The pattern works elsewhere, such as on regexpal.
How can I get grep to behave as expected?
grep is for finding the pattern. It returns the index of the vector that matches a pattern. If, value=TRUE is specified, it returns the value. From the description, it seems that you want to remove substring instead of returning a subset of the initial vector.

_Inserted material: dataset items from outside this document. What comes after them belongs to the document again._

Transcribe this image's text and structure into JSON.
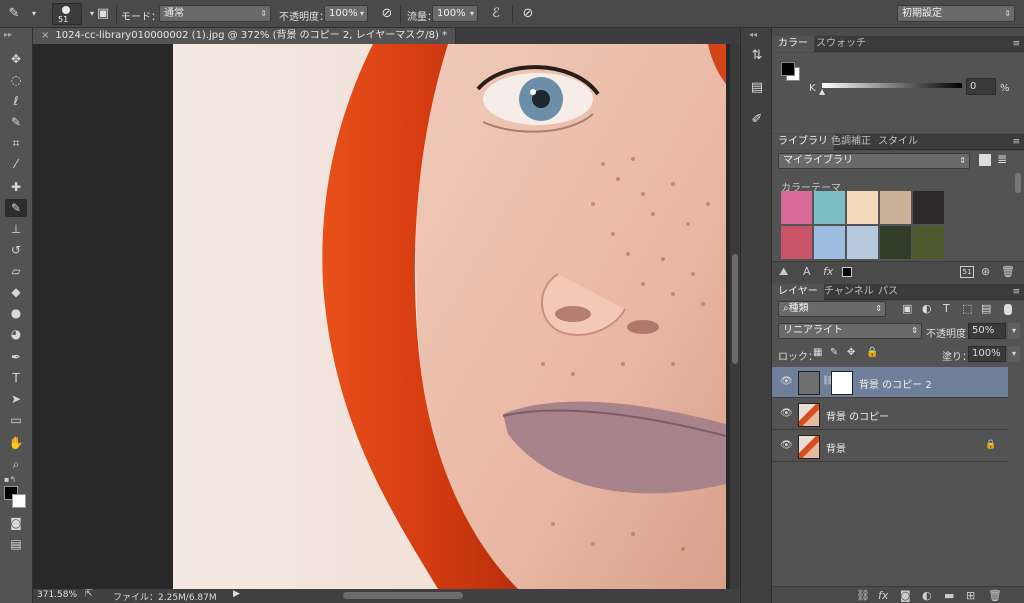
{
  "options_bar": {
    "brush_size": "51",
    "mode_label": "モード：",
    "mode_value": "通常",
    "opacity_label": "不透明度：",
    "opacity_value": "100%",
    "flow_label": "流量：",
    "flow_value": "100%",
    "workspace_value": "初期設定"
  },
  "document": {
    "tab_title": "1024-cc-library010000002 (1).jpg @ 372% (背景 のコピー 2, レイヤーマスク/8) *",
    "zoom_status": "371.58%",
    "file_info": "ファイル：2.25M/6.87M"
  },
  "color_panel": {
    "tabs": [
      "カラー",
      "スウォッチ"
    ],
    "channel_label": "K",
    "value": "0",
    "unit": "%"
  },
  "library_panel": {
    "tabs": [
      "ライブラリ",
      "色調補正",
      "スタイル"
    ],
    "library_select": "マイライブラリ",
    "section_label": "カラーテーマ",
    "swatches_row1": [
      "#d76b98",
      "#7bbfc4",
      "#f3d9bb",
      "#c9b299",
      "#2d2829"
    ],
    "swatches_row2": [
      "#c85469",
      "#9fbde0",
      "#b7c9de",
      "#303d28",
      "#4c5a2d"
    ],
    "badge": "51"
  },
  "layers_panel": {
    "tabs": [
      "レイヤー",
      "チャンネル",
      "パス"
    ],
    "filter_label": "種類",
    "blend_mode": "リニアライト",
    "opacity_label": "不透明度：",
    "opacity_value": "50%",
    "lock_label": "ロック：",
    "fill_label": "塗り：",
    "fill_value": "100%",
    "layers": [
      {
        "name": "背景 のコピー 2"
      },
      {
        "name": "背景 のコピー"
      },
      {
        "name": "背景"
      }
    ]
  },
  "colors": {
    "selected_layer": "#6f7f9a",
    "foreground": "#000000",
    "background": "#ffffff"
  }
}
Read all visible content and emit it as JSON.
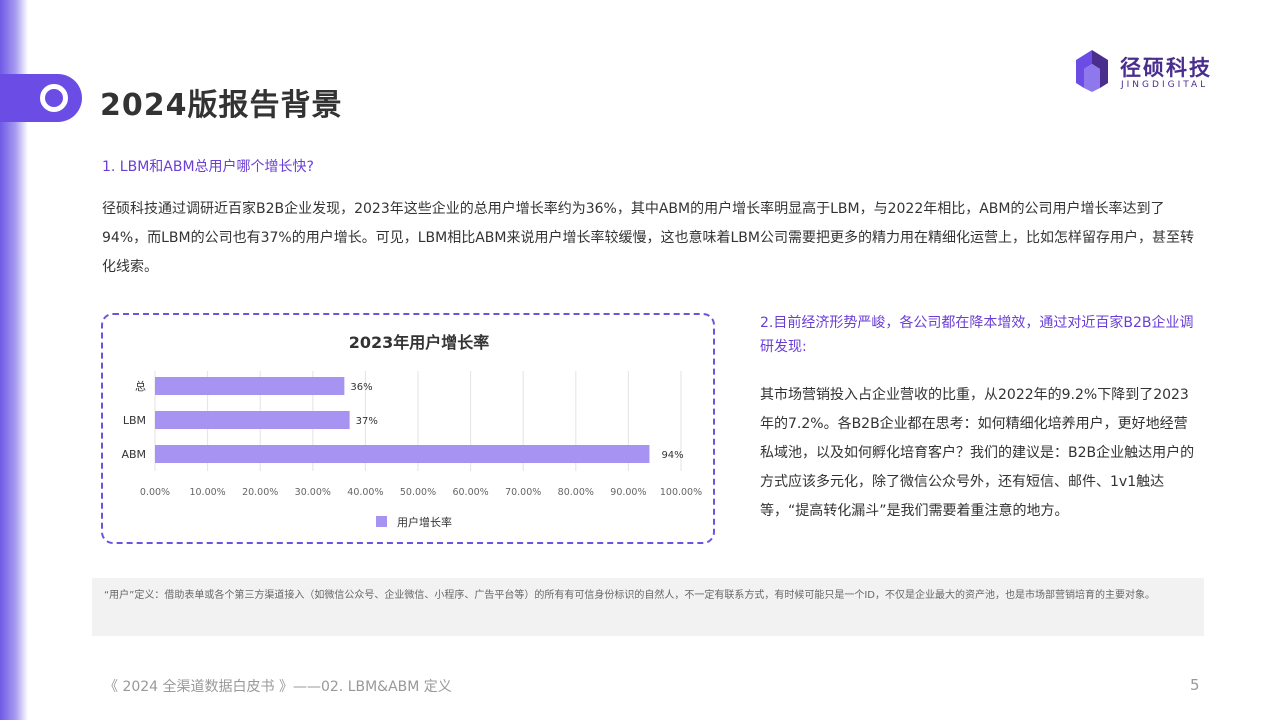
{
  "header": {
    "title": "2024版报告背景",
    "logo_cn": "径硕科技",
    "logo_en": "JINGDIGITAL"
  },
  "section1": {
    "heading": "1. LBM和ABM总用户哪个增长快?",
    "body": "径硕科技通过调研近百家B2B企业发现，2023年这些企业的总用户增长率约为36%，其中ABM的用户增长率明显高于LBM，与2022年相比，ABM的公司用户增长率达到了94%，而LBM的公司也有37%的用户增长。可见，LBM相比ABM来说用户增长率较缓慢，这也意味着LBM公司需要把更多的精力用在精细化运营上，比如怎样留存用户，甚至转化线索。"
  },
  "section2": {
    "heading": "2.目前经济形势严峻，各公司都在降本增效，通过对近百家B2B企业调研发现:",
    "body": "其市场营销投入占企业营收的比重，从2022年的9.2%下降到了2023年的7.2%。各B2B企业都在思考：如何精细化培养用户，更好地经营私域池，以及如何孵化培育客户？我们的建议是：B2B企业触达用户的方式应该多元化，除了微信公众号外，还有短信、邮件、1v1触达等，“提高转化漏斗”是我们需要着重注意的地方。"
  },
  "footnote": "“用户”定义：借助表单或各个第三方渠道接入（如微信公众号、企业微信、小程序、广告平台等）的所有有可信身份标识的自然人，不一定有联系方式，有时候可能只是一个ID，不仅是企业最大的资产池，也是市场部营销培育的主要对象。",
  "footer": {
    "left": "《 2024 全渠道数据白皮书 》——02. LBM&ABM 定义",
    "page": "5"
  },
  "colors": {
    "accent": "#6b4de6",
    "bar": "#a693f2",
    "heading": "#6b3fd6"
  },
  "chart_data": {
    "type": "bar",
    "orientation": "horizontal",
    "title": "2023年用户增长率",
    "categories": [
      "总",
      "LBM",
      "ABM"
    ],
    "series": [
      {
        "name": "用户增长率",
        "values": [
          0.36,
          0.37,
          0.94
        ]
      }
    ],
    "data_labels": [
      "36%",
      "37%",
      "94%"
    ],
    "xlim": [
      0,
      1
    ],
    "x_ticks": [
      0,
      0.1,
      0.2,
      0.3,
      0.4,
      0.5,
      0.6,
      0.7,
      0.8,
      0.9,
      1.0
    ],
    "x_tick_labels": [
      "0.00%",
      "10.00%",
      "20.00%",
      "30.00%",
      "40.00%",
      "50.00%",
      "60.00%",
      "70.00%",
      "80.00%",
      "90.00%",
      "100.00%"
    ],
    "grid": true,
    "legend": "bottom"
  }
}
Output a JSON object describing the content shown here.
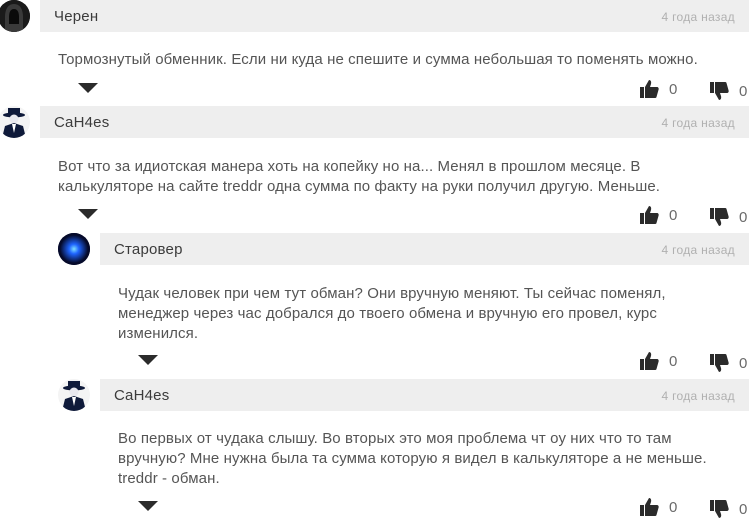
{
  "comments": [
    {
      "author": "Черен",
      "date": "4 года назад",
      "text": "Тормознутый обменник. Если ни куда не спешите и сумма небольшая то поменять можно.",
      "likes": "0",
      "dislikes": "0",
      "avatar": "dark-hooded-figure"
    },
    {
      "author": "CaH4es",
      "date": "4 года назад",
      "text": "Вот что за идиотская манера хоть на копейку но на... Менял в прошлом месяце. В калькуляторе на сайте treddr одна сумма по факту на руки получил другую. Меньше.",
      "likes": "0",
      "dislikes": "0",
      "avatar": "anonymous-suit-figure"
    },
    {
      "author": "Старовер",
      "date": "4 года назад",
      "text": "Чудак человек при чем тут обман? Они вручную меняют. Ты сейчас поменял, менеджер через час добрался до твоего обмена и вручную его провел, курс изменился.",
      "likes": "0",
      "dislikes": "0",
      "avatar": "blue-orb"
    },
    {
      "author": "CaH4es",
      "date": "4 года назад",
      "text": "Во первых от чудака слышу. Во вторых это моя проблема чт оу них что то там вручную? Мне нужна была та сумма которую я видел в калькуляторе а не меньше. treddr - обман.",
      "likes": "0",
      "dislikes": "0",
      "avatar": "anonymous-suit-figure"
    }
  ],
  "colors": {
    "header_bg": "#eeeeee",
    "date_text": "#b0b0b0",
    "icon": "#2b2b2b"
  }
}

If you need to remove the substring, you can use sub
sub('.*\\.', '', text)
#[1] "xYz" "ge" "qrstu"
As the first argument, we match a pattern i.e. '.*\\.'. It matches one of more characters (.*) followed by a dot (\\.). The \\ is needed to escape the . to treat it as that symbol instead of any character. This will match until the last . character in the string. We replace that matched pattern with a '' as the replacement argument and thereby remove the substring.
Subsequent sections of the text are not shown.